Title: Guru Dutt – A Tragedy in Three Acts
Author: Arun Khopkar
Translator: Shanta Gokhale
Publisher: Penguin India
ISBN: 9780143415053
Genre: Non-Fiction, Biography, Film
Pages: 168
Source: Publisher
Rating: 5/5

There is no better way to get to know a film-maker than through his works. To watch them repeatedly – one after the other, till they charm you, make you smile, make you cry and make you think. That to me is the best way to know a filmmaker. To realize and understand what made him or her make movies like the ones you are watching, what is the psyche behind them, and what is the connect it has with you and the impression it leaves behind.

One such filmmaker whose works I have admired for years now has to be Guru Dutt. His cinema according to me was way ahead of its time. The depiction of a poet trying to come to terms with the world’s ways or the idea of a disillusioned filmmaker trying to cope with failure, Guru Dutt to me was a storyteller beyond words. He to me was successfully in creating poetry on screen – with eye movements, with body language and with silence.

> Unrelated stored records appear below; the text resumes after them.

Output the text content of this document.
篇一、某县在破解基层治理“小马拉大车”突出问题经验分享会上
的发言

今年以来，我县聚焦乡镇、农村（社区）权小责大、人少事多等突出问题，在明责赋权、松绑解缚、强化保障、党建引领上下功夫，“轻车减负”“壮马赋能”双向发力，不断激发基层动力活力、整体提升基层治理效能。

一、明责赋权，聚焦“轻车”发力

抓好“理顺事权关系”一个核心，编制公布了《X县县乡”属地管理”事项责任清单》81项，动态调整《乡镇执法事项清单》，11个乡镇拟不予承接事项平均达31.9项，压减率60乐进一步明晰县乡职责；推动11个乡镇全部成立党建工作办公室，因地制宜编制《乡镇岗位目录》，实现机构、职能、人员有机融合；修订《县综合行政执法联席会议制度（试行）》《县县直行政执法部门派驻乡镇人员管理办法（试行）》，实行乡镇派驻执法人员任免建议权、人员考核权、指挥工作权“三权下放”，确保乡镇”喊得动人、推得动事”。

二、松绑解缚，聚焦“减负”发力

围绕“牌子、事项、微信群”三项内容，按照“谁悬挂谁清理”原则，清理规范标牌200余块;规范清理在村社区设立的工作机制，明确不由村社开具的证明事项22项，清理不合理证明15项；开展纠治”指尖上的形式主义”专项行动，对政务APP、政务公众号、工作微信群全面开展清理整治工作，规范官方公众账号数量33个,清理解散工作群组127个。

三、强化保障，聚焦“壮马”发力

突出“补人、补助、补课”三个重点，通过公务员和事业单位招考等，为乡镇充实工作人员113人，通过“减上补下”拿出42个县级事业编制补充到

So when I got the opportunity to read, “Guru Dutt – A Tragedy in Three Acts” by Arun Khopkar, I jumped at it.

Arun Khopkar is an award-winning film director and scholar and it is through his eyes that the reader gets a sense of Guru Dutt and three of his films – Pyaasa, Kaagaz Ke Phool and Sahib Biwi Aur Ghulam. Arun Khopkar does not talk about Dutt’s private life even once in the book and that is commendable. He looks at the person and the director through his movies which is most essential.

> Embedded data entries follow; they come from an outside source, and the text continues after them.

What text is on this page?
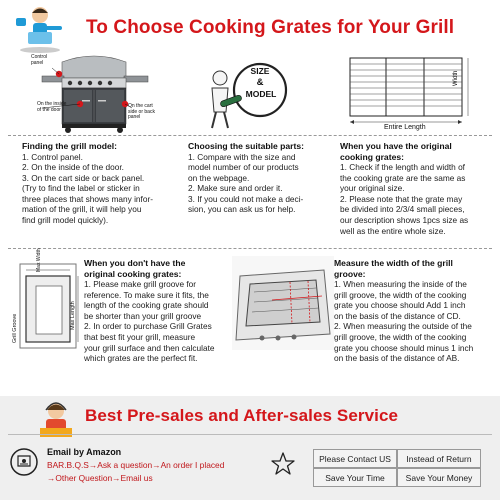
To Choose Cooking Grates for Your Grill
Control panel
On the inside of the door
On the cart side or back panel
SIZE
&
MODEL
Width
Entire Length
Finding the grill model:
1. Control panel.
2. On the inside of the door.
3. On the cart side or back panel.
(Try to find the label or sticker in
three places that shows many infor-
mation of the grill, it will help you
find grill model quickly).
Choosing the suitable parts:
1. Compare with the size and
model number of our products
on the webpage.
2. Make sure and order it.
3. If you could not make a deci-
sion, you can ask us for help.
When you have the original
cooking grates:
1. Check if the length and width of
the cooking grate are the same as
your original size.
2. Please note that the grate may
be divided into 2/3/4 small pieces,
our description shows 1pcs size as
well as the entire whole size.
Max Width
Grill Groove	Max Length
When you don't have the
original cooking grates:
1. Please make grill groove for
reference. To make sure it fits, the
length of the cooking grate should
be shorter than your grill groove
2. In order to purchase Grill Grates
that best fit your grill, measure
your grill surface and then calculate
which grates are the perfect fit.
Measure the width of the grill
groove:
1. When measuring the inside of the
grill groove, the width of the cooking
grate you choose should Add 1 inch
on the basis of the distance of CD.
2. When measuring the outside of the
grill groove, the width of the cooking
grate you choose should minus 1 inch
on the basis of the distance of AB.
Best Pre-sales and After-sales Service
Email by Amazon
BAR.B.Q.S→Ask a question→An order I placed
→Other Question→Email us
Please Contact US	Instead of Return
Save Your Time	Save Your Money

The technical aspects of Guru Dutt’s movies are explored more – with reference to lighting, the play of shadows, the script, the music, the plot of his movies and ultimately to me, “the man who never tried to fit in”. Khopkar’s language is simple and retrospective, which has been beautifully translated from Marathi by Shanta Gokhale. The idea of a troubled genius is clearly communicated throughout the book, and what I found most intriguing was how Khopkar has managed to understand Dutt layer by layer purely through his cinema and silences.

For me, each film mentioned in the book is precious. Khopkar’s views on each of these three films are unique and intelligent. His writing does not ignore the minor or secondary characters. He takes into account every aspect of those films and presents Guru Dutt to the reader – raw and brilliant.

The book is not a long read and as the writer describes in the preface, that it was just meant to be a personal documentation on the legendary filmmaker and nothing more. It somehow took the shape of a book and I am glad it did. “Guru Dutt: A Tragedy in Three Acts” is a book that will make you think about art and the genius that Dutt was to devote his life to art and sometimes the madness that came with the devotion. A short and effective read, this is one book on cinema which you shouldn’t miss.